Risks, limits and next steps
Researchers are quick to point out that long-term safety, signal stability and infection risk are still open questions when hardware stays in the brain for many years. Earlier teams have reported meaningful gains for participants, but they have also stressed the need for lengthy follow-up and for decoders that hold up as brain activity shifts from day to day. Recent first-in-human wireless and high-channel-count BCI studies highlight both the promise and the technical hurdles ahead. The CU group plans phased testing and close monitoring as it refines decoders and layers in sensory-stimulation trials, with patient safety framed as the top priority. Trials described by BME show how teams elsewhere are pushing toward less bulky, longer-term systems.

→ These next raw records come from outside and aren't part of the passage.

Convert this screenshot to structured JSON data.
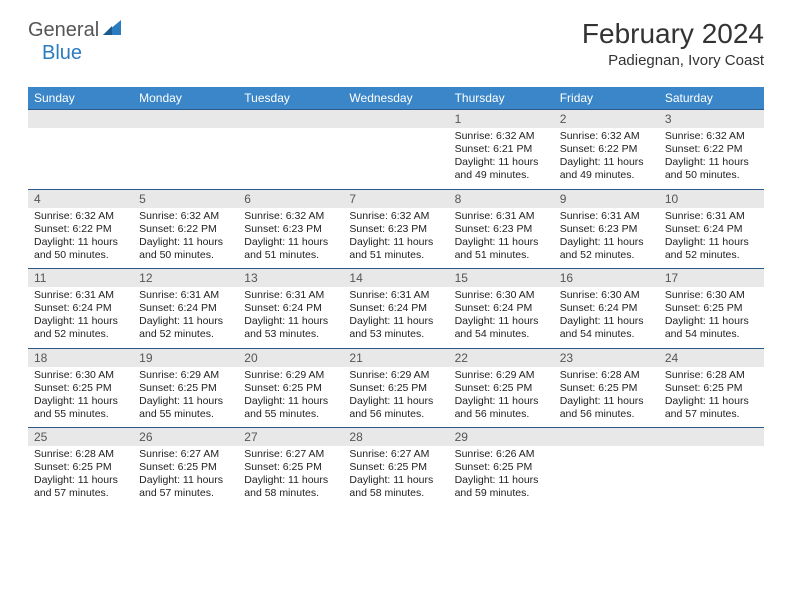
{
  "logo": {
    "text1": "General",
    "text2": "Blue"
  },
  "title": "February 2024",
  "location": "Padiegnan, Ivory Coast",
  "colors": {
    "header_bg": "#3a86c8",
    "header_text": "#ffffff",
    "daynum_bg": "#e8e8e8",
    "daynum_text": "#555555",
    "border": "#2d5a8a",
    "logo_blue": "#2b7bbf"
  },
  "daynames": [
    "Sunday",
    "Monday",
    "Tuesday",
    "Wednesday",
    "Thursday",
    "Friday",
    "Saturday"
  ],
  "weeks": [
    [
      {
        "n": "",
        "sr": "",
        "ss": "",
        "dl": ""
      },
      {
        "n": "",
        "sr": "",
        "ss": "",
        "dl": ""
      },
      {
        "n": "",
        "sr": "",
        "ss": "",
        "dl": ""
      },
      {
        "n": "",
        "sr": "",
        "ss": "",
        "dl": ""
      },
      {
        "n": "1",
        "sr": "Sunrise: 6:32 AM",
        "ss": "Sunset: 6:21 PM",
        "dl": "Daylight: 11 hours and 49 minutes."
      },
      {
        "n": "2",
        "sr": "Sunrise: 6:32 AM",
        "ss": "Sunset: 6:22 PM",
        "dl": "Daylight: 11 hours and 49 minutes."
      },
      {
        "n": "3",
        "sr": "Sunrise: 6:32 AM",
        "ss": "Sunset: 6:22 PM",
        "dl": "Daylight: 11 hours and 50 minutes."
      }
    ],
    [
      {
        "n": "4",
        "sr": "Sunrise: 6:32 AM",
        "ss": "Sunset: 6:22 PM",
        "dl": "Daylight: 11 hours and 50 minutes."
      },
      {
        "n": "5",
        "sr": "Sunrise: 6:32 AM",
        "ss": "Sunset: 6:22 PM",
        "dl": "Daylight: 11 hours and 50 minutes."
      },
      {
        "n": "6",
        "sr": "Sunrise: 6:32 AM",
        "ss": "Sunset: 6:23 PM",
        "dl": "Daylight: 11 hours and 51 minutes."
      },
      {
        "n": "7",
        "sr": "Sunrise: 6:32 AM",
        "ss": "Sunset: 6:23 PM",
        "dl": "Daylight: 11 hours and 51 minutes."
      },
      {
        "n": "8",
        "sr": "Sunrise: 6:31 AM",
        "ss": "Sunset: 6:23 PM",
        "dl": "Daylight: 11 hours and 51 minutes."
      },
      {
        "n": "9",
        "sr": "Sunrise: 6:31 AM",
        "ss": "Sunset: 6:23 PM",
        "dl": "Daylight: 11 hours and 52 minutes."
      },
      {
        "n": "10",
        "sr": "Sunrise: 6:31 AM",
        "ss": "Sunset: 6:24 PM",
        "dl": "Daylight: 11 hours and 52 minutes."
      }
    ],
    [
      {
        "n": "11",
        "sr": "Sunrise: 6:31 AM",
        "ss": "Sunset: 6:24 PM",
        "dl": "Daylight: 11 hours and 52 minutes."
      },
      {
        "n": "12",
        "sr": "Sunrise: 6:31 AM",
        "ss": "Sunset: 6:24 PM",
        "dl": "Daylight: 11 hours and 52 minutes."
      },
      {
        "n": "13",
        "sr": "Sunrise: 6:31 AM",
        "ss": "Sunset: 6:24 PM",
        "dl": "Daylight: 11 hours and 53 minutes."
      },
      {
        "n": "14",
        "sr": "Sunrise: 6:31 AM",
        "ss": "Sunset: 6:24 PM",
        "dl": "Daylight: 11 hours and 53 minutes."
      },
      {
        "n": "15",
        "sr": "Sunrise: 6:30 AM",
        "ss": "Sunset: 6:24 PM",
        "dl": "Daylight: 11 hours and 54 minutes."
      },
      {
        "n": "16",
        "sr": "Sunrise: 6:30 AM",
        "ss": "Sunset: 6:24 PM",
        "dl": "Daylight: 11 hours and 54 minutes."
      },
      {
        "n": "17",
        "sr": "Sunrise: 6:30 AM",
        "ss": "Sunset: 6:25 PM",
        "dl": "Daylight: 11 hours and 54 minutes."
      }
    ],
    [
      {
        "n": "18",
        "sr": "Sunrise: 6:30 AM",
        "ss": "Sunset: 6:25 PM",
        "dl": "Daylight: 11 hours and 55 minutes."
      },
      {
        "n": "19",
        "sr": "Sunrise: 6:29 AM",
        "ss": "Sunset: 6:25 PM",
        "dl": "Daylight: 11 hours and 55 minutes."
      },
      {
        "n": "20",
        "sr": "Sunrise: 6:29 AM",
        "ss": "Sunset: 6:25 PM",
        "dl": "Daylight: 11 hours and 55 minutes."
      },
      {
        "n": "21",
        "sr": "Sunrise: 6:29 AM",
        "ss": "Sunset: 6:25 PM",
        "dl": "Daylight: 11 hours and 56 minutes."
      },
      {
        "n": "22",
        "sr": "Sunrise: 6:29 AM",
        "ss": "Sunset: 6:25 PM",
        "dl": "Daylight: 11 hours and 56 minutes."
      },
      {
        "n": "23",
        "sr": "Sunrise: 6:28 AM",
        "ss": "Sunset: 6:25 PM",
        "dl": "Daylight: 11 hours and 56 minutes."
      },
      {
        "n": "24",
        "sr": "Sunrise: 6:28 AM",
        "ss": "Sunset: 6:25 PM",
        "dl": "Daylight: 11 hours and 57 minutes."
      }
    ],
    [
      {
        "n": "25",
        "sr": "Sunrise: 6:28 AM",
        "ss": "Sunset: 6:25 PM",
        "dl": "Daylight: 11 hours and 57 minutes."
      },
      {
        "n": "26",
        "sr": "Sunrise: 6:27 AM",
        "ss": "Sunset: 6:25 PM",
        "dl": "Daylight: 11 hours and 57 minutes."
      },
      {
        "n": "27",
        "sr": "Sunrise: 6:27 AM",
        "ss": "Sunset: 6:25 PM",
        "dl": "Daylight: 11 hours and 58 minutes."
      },
      {
        "n": "28",
        "sr": "Sunrise: 6:27 AM",
        "ss": "Sunset: 6:25 PM",
        "dl": "Daylight: 11 hours and 58 minutes."
      },
      {
        "n": "29",
        "sr": "Sunrise: 6:26 AM",
        "ss": "Sunset: 6:25 PM",
        "dl": "Daylight: 11 hours and 59 minutes."
      },
      {
        "n": "",
        "sr": "",
        "ss": "",
        "dl": ""
      },
      {
        "n": "",
        "sr": "",
        "ss": "",
        "dl": ""
      }
    ]
  ]
}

Data and privacy questions
In Colorado, the legal backdrop adds another twist. Lawmakers expanded the state’s privacy rules in 2024 so that neural data is treated as a sensitive category, which could influence who is allowed to access and analyze the signals this study collects. Ethicists and policy watchers warn that mental-privacy protections, data-retention rules and consent processes will need to keep pace with implants that record granular brain activity over years. As Popular Science and local reporting have noted, Colorado’s decision to classify neural data as sensitive set an early template for other jurisdictions and adds a new layer to research governance.
For now, Patterson’s focus is more personal than policy-heavy: greater independence and the chance of feeling his hands again. He told CBS Colorado he is excited to see what the technology can do and to help researchers learn what the brain can teach machines.